The Patriots
Florence Fein leaves Brooklyn during the Depression for promises of love and a future in accord with her communist idealism in the Soviet Union, a place her parents escaped. Abandoned by the country of her birth, she soon finds herself entrenched in the horrors of the Stalinism she cannot escape.
This is the best book I’ve read in years: beautifully written, evocative, smart, and challenging. The author and publisher are to be congratulated. We’ve all read enough black-and-white gulag tales that leave us numb, judgmental, and holier-than-thou. Exquisite, full, and imperfect characters here created revive the most terminal numbness.
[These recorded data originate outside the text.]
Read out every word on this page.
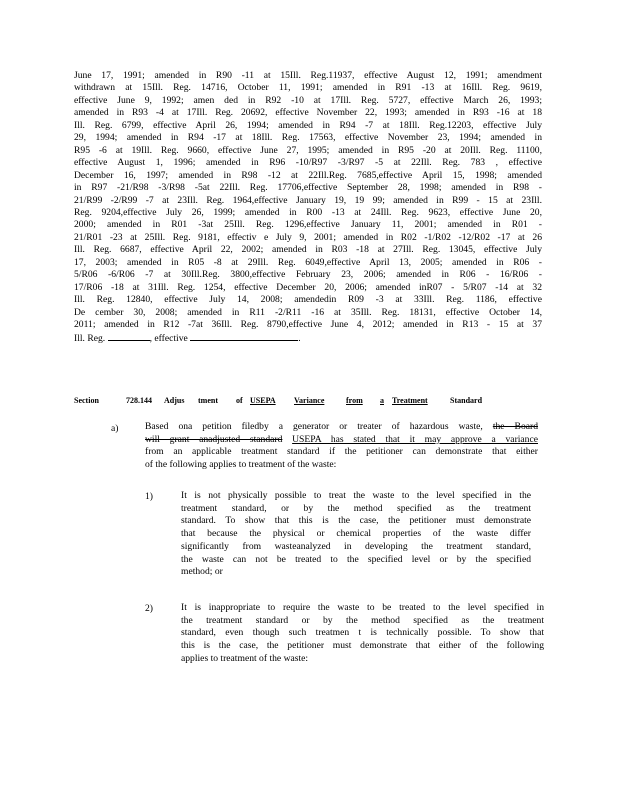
June 17, 1991; amended in R90 -11 at 15Ill. Reg.11937, effective August 12, 1991; amendment
withdrawn at 15Ill. Reg. 14716, October 11, 1991; amended in R91 -13 at 16Ill. Reg. 9619,
effective June 9, 1992; amen ded in R92 -10 at 17Ill. Reg. 5727, effective March 26, 1993;
amended in R93 -4 at 17Ill. Reg. 20692, effective November 22, 1993; amended in R93 -16 at 18
Ill. Reg. 6799, effective April 26, 1994; amended in R94 -7 at 18Ill. Reg.12203, effective July
29, 1994; amended in R94 -17 at 18Ill. Reg. 17563, effective November 23, 1994; amended in
R95 -6 at 19Ill. Reg. 9660, effective June 27, 1995; amended in R95 -20 at 20Ill. Reg. 11100,
effective August 1, 1996; amended in R96 -10/R97 -3/R97 -5 at 22Ill. Reg. 783 , effective
December 16, 1997; amended in R98 -12 at 22Ill.Reg. 7685,effective April 15, 1998; amended
in R97 -21/R98 -3/R98 -5at 22Ill. Reg. 17706,effective September 28, 1998; amended in R98 -
21/R99 -2/R99 -7 at 23Ill. Reg. 1964,effective January 19, 19 99; amended in R99 - 15 at 23Ill.
Reg. 9204,effective July 26, 1999; amended in R00 -13 at 24Ill. Reg. 9623, effective June 20,
2000; amended in R01 -3at 25Ill. Reg. 1296,effective January 11, 2001; amended in R01 -
21/R01 -23 at 25Ill. Reg. 9181, effectiv e July 9, 2001; amended in R02 -1/R02 -12/R02 -17 at 26
Ill. Reg. 6687, effective April 22, 2002; amended in R03 -18 at 27Ill. Reg. 13045, effective July
17, 2003; amended in R05 -8 at 29Ill. Reg. 6049,effective April 13, 2005; amended in R06 -
5/R06 -6/R06 -7 at 30Ill.Reg. 3800,effective February 23, 2006; amended in R06 - 16/R06 -
17/R06 -18 at 31Ill. Reg. 1254, effective December 20, 2006; amended inR07 - 5/R07 -14 at 32
Ill. Reg. 12840, effective July 14, 2008; amendedin R09 -3 at 33Ill. Reg. 1186, effective
De cember 30, 2008; amended in R11 -2/R11 -16 at 35Ill. Reg. 18131, effective October 14,
2011; amended in R12 -7at 36Ill. Reg. 8790,effective June 4, 2012; amended in R13 - 15 at 37
Ill. Reg.	, effective	.
Section	728.144 Adjus tment of USEPA Variance	from a Treatment	Standard
a)	Based ona petition filedby a generator or treater of hazardous waste, the Board
will grant anadjusted standard USEPA has stated that it may approve a variance
from an applicable treatment standard if the petitioner can demonstrate that either
of the following applies to treatment of the waste:
1)	It is not physically possible to treat the waste to the level specified in the
treatment standard, or by the method specified as the treatment
standard. To show that this is the case, the petitioner must demonstrate
that because the physical or chemical properties of the waste differ
significantly from wasteanalyzed in developing the treatment standard,
the waste can not be treated to the specified level or by the specified
method; or
2)	It is inappropriate to require the waste to be treated to the level specified in
the treatment standard or by the method specified as the treatment
standard, even though such treatmen t is technically possible. To show that
this is the case, the petitioner must demonstrate that either of the following
applies to treatment of the waste:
Perhaps the most compelling part is how Florence’s trials (including a show trial, all the more terrifying because of the seemingly brief and distant way it is expounded) are spun down through the lives of the son she had to abandon to be raised in state orphanages when she was sent to Siberia, and then to her grandson. These men are embroiled in modern globalization with a Russian mafia bent that can force its citizens into betrayals and moral contortions with no good options, similar to those of the worst denounce-your-neighbor-before-he-denounces-you communism. Nothing could be of more immediate purport in a world where patriotism of a hateful sort has invaded the very centers of U.S. power.
Krasikov even finds brilliant immediate and telling ways to show us that patriotism to a corporate military-industrial America is no panacea in a Cold War of invasions and forced spread of democracy as ideology.
Not only do I recommend this, I beg you to read The Patriots.